Saturday, June 02, 2007

Obama's Charity Begins At Home


A supporter of Barack Obama has been charged in a $10 million fraud scheme.

Remember Antoin Rezko? When Obama bought a little mansion on Chicago's South Side for $300,000 less than the asking price, that very same day Antoin "Tony" Rezko a Democrat Party fund raiser bought an adjacent empty lot at the asking price from the same owner that sold Obama the house. Coincidence? Wait, there's more.

Six months later Rezko, an old acquaintance of Barak sold him 1,500 square feet of the property giving Obama a nice side yard.
Rezko has since been charged with trying to shake down investment firms that wanted to do business with the state. He and his wife had donated $11,500 personally to the 2004 Obama Senate campaign, which Obama eventually donated to the Better Boys Foundation in Chicago two weeks after Rezko's indictment.

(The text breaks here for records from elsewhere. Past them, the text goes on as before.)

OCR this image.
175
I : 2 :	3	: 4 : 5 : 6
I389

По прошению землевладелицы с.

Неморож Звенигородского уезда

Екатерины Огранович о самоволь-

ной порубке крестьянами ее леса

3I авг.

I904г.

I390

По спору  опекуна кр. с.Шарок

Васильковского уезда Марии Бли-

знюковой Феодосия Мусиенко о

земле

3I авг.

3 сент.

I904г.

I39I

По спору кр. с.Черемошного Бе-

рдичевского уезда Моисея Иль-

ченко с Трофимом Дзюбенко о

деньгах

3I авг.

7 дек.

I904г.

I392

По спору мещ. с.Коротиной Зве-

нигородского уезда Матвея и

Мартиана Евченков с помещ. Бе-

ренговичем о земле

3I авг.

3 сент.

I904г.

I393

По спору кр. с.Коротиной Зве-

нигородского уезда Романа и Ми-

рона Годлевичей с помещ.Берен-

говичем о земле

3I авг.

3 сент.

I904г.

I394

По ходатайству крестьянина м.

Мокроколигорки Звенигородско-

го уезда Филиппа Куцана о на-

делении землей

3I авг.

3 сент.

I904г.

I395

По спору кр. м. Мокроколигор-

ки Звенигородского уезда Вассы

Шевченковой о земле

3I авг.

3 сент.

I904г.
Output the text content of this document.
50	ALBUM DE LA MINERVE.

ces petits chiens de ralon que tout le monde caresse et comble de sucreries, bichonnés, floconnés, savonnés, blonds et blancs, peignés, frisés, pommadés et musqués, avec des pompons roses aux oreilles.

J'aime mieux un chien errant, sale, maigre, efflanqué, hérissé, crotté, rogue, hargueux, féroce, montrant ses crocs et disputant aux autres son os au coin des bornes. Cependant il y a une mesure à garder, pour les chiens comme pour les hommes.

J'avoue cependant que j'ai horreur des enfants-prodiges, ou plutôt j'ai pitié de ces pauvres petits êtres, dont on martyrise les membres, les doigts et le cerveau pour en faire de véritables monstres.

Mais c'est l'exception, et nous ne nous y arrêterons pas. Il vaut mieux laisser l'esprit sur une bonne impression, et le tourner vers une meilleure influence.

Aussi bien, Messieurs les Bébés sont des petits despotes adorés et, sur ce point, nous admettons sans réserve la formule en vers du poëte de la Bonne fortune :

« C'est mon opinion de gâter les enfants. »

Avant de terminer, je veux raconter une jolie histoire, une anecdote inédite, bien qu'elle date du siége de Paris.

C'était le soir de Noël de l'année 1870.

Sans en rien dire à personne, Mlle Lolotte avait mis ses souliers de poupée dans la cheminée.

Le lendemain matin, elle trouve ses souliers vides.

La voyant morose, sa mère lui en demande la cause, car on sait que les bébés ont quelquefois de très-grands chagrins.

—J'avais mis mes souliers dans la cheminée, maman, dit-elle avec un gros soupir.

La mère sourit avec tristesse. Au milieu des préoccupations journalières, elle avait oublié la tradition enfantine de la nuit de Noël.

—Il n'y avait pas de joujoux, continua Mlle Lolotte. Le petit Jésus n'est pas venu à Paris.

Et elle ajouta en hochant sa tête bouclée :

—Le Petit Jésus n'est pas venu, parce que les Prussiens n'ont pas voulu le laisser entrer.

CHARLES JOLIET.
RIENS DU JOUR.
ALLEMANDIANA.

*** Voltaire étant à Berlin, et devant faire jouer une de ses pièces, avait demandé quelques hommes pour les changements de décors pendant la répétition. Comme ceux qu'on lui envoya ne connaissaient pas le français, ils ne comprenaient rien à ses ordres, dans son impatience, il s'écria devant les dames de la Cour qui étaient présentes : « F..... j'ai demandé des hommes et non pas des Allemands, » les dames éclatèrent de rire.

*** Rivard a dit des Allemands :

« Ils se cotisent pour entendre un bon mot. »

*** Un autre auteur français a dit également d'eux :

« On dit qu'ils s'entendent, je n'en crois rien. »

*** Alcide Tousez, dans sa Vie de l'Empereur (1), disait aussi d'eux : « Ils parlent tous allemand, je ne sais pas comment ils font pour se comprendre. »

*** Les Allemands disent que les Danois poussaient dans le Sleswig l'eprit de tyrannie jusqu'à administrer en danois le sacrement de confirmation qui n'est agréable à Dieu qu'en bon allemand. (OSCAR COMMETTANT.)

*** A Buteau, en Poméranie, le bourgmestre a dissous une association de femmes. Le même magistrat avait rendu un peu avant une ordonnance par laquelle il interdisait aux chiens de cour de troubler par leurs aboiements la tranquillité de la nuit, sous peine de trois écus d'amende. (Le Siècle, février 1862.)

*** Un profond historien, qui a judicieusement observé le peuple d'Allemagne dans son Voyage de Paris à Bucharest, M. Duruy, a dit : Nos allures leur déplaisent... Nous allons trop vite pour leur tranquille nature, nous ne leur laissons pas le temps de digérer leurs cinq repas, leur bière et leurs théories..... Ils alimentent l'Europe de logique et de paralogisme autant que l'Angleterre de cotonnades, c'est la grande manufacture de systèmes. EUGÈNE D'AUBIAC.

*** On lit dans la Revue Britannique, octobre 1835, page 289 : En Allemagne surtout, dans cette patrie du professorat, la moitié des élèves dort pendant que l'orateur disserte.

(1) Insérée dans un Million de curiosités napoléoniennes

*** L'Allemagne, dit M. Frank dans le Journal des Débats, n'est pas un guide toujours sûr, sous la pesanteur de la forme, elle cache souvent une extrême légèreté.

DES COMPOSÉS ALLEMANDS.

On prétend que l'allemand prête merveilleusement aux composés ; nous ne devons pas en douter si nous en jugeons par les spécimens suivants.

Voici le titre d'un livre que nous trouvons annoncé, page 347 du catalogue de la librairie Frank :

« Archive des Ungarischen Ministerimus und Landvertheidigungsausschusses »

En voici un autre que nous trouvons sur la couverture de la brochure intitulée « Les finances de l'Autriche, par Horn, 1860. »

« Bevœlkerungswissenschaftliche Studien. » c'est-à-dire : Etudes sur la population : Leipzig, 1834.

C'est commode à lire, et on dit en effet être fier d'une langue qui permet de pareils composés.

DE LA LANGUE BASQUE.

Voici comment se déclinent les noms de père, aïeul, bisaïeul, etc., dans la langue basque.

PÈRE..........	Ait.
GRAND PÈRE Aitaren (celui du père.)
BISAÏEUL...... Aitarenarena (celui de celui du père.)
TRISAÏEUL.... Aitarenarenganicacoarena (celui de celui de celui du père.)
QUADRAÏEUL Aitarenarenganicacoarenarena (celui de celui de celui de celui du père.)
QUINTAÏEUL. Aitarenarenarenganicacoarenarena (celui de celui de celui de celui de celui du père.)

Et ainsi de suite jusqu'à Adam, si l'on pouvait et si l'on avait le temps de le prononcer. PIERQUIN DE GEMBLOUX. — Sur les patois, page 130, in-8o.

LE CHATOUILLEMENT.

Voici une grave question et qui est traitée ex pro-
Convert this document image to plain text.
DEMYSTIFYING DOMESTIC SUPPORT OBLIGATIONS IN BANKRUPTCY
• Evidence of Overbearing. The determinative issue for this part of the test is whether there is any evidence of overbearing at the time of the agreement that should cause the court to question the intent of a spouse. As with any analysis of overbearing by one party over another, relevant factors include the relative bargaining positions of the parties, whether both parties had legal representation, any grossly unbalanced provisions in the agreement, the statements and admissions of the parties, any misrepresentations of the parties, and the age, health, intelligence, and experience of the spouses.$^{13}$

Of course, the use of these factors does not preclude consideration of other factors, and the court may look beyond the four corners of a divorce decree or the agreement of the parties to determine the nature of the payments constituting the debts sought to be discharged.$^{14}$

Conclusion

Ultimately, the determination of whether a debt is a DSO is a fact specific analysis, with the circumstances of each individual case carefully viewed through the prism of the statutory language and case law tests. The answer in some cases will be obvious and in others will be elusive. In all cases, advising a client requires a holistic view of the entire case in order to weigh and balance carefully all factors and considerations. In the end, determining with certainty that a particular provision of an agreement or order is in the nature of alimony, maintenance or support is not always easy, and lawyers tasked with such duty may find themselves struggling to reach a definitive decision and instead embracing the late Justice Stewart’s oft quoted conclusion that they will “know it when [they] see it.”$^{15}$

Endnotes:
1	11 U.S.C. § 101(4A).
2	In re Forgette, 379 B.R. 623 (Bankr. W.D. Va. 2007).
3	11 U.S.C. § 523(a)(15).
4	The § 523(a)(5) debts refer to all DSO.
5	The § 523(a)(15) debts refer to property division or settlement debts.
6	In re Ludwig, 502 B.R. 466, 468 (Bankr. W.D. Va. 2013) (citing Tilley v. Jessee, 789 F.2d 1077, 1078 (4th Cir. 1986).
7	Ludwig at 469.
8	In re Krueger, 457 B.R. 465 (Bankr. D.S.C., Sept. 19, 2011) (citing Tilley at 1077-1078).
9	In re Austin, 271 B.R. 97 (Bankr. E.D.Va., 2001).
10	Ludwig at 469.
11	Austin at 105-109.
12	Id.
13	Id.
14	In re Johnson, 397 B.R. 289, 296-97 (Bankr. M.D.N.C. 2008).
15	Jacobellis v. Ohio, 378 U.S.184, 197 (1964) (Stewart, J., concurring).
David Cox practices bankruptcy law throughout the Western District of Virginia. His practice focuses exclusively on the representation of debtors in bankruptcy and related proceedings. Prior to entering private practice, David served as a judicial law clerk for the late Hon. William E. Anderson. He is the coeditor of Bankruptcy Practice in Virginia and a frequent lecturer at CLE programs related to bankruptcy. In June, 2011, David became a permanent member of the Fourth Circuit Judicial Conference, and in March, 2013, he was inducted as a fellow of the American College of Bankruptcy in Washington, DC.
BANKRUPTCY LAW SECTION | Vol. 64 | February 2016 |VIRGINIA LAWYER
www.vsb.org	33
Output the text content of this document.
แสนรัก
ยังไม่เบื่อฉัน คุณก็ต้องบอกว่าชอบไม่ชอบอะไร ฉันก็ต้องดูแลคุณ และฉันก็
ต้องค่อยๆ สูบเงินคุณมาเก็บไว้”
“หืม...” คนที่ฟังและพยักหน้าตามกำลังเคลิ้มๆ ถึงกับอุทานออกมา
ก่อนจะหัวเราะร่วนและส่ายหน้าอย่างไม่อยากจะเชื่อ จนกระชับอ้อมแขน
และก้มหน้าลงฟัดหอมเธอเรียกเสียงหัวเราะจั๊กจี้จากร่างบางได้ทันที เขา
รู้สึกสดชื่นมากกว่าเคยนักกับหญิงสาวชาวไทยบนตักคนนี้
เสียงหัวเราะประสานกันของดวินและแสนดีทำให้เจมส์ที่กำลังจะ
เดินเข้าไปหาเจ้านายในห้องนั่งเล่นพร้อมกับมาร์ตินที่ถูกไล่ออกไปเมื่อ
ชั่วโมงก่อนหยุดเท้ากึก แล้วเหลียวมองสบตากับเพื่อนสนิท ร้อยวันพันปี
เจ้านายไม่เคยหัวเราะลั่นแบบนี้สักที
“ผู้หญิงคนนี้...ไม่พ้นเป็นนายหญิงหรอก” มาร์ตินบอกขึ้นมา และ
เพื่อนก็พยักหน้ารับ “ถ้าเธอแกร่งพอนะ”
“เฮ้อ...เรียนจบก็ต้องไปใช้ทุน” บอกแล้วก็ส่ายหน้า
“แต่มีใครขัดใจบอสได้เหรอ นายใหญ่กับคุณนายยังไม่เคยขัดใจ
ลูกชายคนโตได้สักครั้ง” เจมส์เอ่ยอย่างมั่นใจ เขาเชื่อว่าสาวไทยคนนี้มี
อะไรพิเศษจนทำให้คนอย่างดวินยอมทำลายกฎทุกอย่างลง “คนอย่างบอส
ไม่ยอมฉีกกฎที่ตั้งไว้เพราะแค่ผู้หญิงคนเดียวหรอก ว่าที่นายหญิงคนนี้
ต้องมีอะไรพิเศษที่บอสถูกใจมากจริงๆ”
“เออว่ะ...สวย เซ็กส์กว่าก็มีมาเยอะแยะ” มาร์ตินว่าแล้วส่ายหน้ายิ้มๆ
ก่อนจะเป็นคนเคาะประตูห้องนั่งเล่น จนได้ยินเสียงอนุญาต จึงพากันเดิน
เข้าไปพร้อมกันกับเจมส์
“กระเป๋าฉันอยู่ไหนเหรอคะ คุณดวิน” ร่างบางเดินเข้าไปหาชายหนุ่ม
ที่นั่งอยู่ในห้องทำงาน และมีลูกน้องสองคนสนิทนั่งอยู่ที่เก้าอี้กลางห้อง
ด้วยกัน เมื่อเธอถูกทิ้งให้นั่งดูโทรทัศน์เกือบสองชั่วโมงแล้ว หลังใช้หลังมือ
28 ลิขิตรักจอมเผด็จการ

Now, Ali Ata, the former executive director of the Illinois Finance Authority, has been charged with trying to help Rezko in a fraud scheme. It turns out that Ata donated $5,000 to Obama's Senate campaign. When questioned by AP, Obama's spokesman Bill Burton said $5,000 from the Senate campaign account would be donated to an unspecified charity.


Is that all it takes? When you're caught taking donations and dealing with known unsavory characters you just give the money to charity and all is forgiven and forgotten? It seems to have as much power as going to rehab. Yet, that's how the press treats liberals, giving them a special amnesty.

True ethics requires making every attempt to remain above reproach and I remain unconvinced that it is the goal of most politicians.